The US Army said on Wednesday that it had begun the “rotational deployment” of the 1st Armored Brigade Combat Team (1st ABCT) of the 1st Infantry Division from Fort Riley, Kansas, to the Camp Casey north of Seoul.

Brigade General Patrick D. Frank, deputy commander of the 1st Infantry Division, said in a statement the brigade’s 3,500 soldiers and officers “are well-trained and fully prepared for this important mission to South Korea” that would last for nine months. 

A typical Armored Brigade Combat Team in the US Army includes 90 M1 Abrams tanks, 90 Bradley infantry fighting vehicles, and 112 M113 armed personnel carriers. Other vehicles, such as ‘Humvees’, operate in a supporting role.

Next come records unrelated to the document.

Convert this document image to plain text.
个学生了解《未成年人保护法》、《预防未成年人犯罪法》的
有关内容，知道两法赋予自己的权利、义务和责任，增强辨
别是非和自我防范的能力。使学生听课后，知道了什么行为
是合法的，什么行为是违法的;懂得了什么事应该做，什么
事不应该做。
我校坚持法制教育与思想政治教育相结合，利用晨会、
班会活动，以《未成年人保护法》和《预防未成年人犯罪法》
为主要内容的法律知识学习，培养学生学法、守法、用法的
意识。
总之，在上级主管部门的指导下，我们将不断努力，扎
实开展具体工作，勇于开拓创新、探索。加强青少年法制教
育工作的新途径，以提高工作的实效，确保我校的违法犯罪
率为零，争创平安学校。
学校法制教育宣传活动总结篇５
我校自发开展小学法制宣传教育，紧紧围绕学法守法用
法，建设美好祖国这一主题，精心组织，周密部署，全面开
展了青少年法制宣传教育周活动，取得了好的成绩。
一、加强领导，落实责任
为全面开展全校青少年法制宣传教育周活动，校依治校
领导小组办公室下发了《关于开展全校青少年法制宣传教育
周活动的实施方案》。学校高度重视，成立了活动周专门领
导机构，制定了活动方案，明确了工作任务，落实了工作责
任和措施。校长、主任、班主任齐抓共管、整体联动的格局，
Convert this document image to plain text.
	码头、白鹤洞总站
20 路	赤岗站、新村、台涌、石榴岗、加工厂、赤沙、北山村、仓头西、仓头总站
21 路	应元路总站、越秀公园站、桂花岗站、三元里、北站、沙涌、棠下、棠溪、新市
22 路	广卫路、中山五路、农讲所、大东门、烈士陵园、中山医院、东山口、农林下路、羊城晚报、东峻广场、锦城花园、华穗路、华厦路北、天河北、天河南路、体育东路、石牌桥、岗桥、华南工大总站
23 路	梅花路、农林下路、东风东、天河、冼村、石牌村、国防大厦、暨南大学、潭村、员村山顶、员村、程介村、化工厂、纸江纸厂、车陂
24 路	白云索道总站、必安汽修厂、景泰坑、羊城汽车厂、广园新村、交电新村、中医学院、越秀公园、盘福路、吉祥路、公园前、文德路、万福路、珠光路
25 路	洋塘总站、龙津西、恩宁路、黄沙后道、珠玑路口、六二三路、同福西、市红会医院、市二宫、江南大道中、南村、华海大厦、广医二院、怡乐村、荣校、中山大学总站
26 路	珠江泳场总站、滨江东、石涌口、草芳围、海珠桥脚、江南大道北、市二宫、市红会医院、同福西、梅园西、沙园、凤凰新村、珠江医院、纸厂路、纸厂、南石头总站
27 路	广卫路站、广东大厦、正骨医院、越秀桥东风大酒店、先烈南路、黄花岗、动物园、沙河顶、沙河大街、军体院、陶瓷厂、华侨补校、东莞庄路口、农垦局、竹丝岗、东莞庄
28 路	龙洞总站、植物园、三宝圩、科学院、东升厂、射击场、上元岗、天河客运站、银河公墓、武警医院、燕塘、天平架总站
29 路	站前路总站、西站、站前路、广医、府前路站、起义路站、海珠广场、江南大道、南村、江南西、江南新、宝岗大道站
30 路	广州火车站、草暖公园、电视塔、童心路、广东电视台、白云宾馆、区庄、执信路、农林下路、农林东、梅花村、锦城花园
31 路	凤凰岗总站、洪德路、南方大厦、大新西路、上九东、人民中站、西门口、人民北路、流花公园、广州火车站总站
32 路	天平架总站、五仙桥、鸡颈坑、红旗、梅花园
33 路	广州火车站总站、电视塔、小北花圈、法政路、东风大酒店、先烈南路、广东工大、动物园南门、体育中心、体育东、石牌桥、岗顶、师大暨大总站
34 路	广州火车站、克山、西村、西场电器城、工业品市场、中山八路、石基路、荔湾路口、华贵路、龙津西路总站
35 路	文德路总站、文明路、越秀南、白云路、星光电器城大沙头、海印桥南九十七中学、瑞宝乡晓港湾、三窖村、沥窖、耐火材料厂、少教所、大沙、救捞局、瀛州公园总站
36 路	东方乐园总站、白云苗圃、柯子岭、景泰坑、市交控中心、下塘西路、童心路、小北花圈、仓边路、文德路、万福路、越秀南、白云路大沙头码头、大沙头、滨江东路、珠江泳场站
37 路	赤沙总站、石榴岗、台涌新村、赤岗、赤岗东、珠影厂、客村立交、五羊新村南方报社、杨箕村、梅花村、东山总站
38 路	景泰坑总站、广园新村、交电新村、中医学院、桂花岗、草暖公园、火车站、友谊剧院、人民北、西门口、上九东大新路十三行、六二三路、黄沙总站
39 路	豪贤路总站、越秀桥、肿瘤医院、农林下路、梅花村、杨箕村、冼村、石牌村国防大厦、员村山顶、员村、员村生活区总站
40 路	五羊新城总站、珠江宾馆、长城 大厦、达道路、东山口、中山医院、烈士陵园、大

The US military refrained from providing more details of the deployment, but it comes amidst the latest of “North Korea’s provocations.”

On Wednesday, the US Defense Secretary Ash Carter told his South Korean counterpart Han Min-goo in Washington that “the US commitment to the defense of South Korea is unwavering.”

“Make no mistake, any attack on America or our allies will not only be defeated, but any use of nuclear weapons will be met with an overwhelming and effective response,” he added.

Among other measures, the two countries will stage a massive two-day military exercise, scheduled to start on October 22.

The war games, meant to train naval intercept operations, will feature South Korea’s Aegis-capable destroyer Yulgok Yi I, USS McCampbell with her support ship USS Tippecanoe as well as P-3 Orion patrol aircraft.

The Japanese Navy will also send its guided-missile destroyer ‘Ariake’ and an H-60 helicopter.

On Wednesday, US and South Korean defense ministers also discussed a so-called “extended deterrence” which will see stationing of American THAAD ballistic missile defense system in South Korea with a stated goal to respond to North’s rocket launches.

Earlier this month, Washington rejected a petition against the move, signed by more than 100,000 people, claiming that the THAAD was a tool to “improve the missile defense posture of the US-[South Korea] alliance” against “North Korea’s continued provocations and refusal to engage in serious negotiations on denuclearization.”

Moscow maintains that tensions between Seoul and Pyongyang must be resolved through political dialogue and not by military means, arguing that deployment of missile defense systems in South Korea would inevitably affect security in the entire region.

Pyongyang has threatened the US and its ally South Korea with a “pre-emptive nuclear strike.” According to Lee Yong-pil, a director of the North Korean Foreign Ministry’s Institute for American Studies, the US has no monopoly on preventive nuclear attacks.

“We have to have nuclear weapons to protect our country, and it’s our policy to go nuclear,” the official said.

Tensions on the Korean Peninsula have been running high since the beginning of this year, when North Korea has been massive nuclear and ballistic missile tests in defiance of UN resolutions.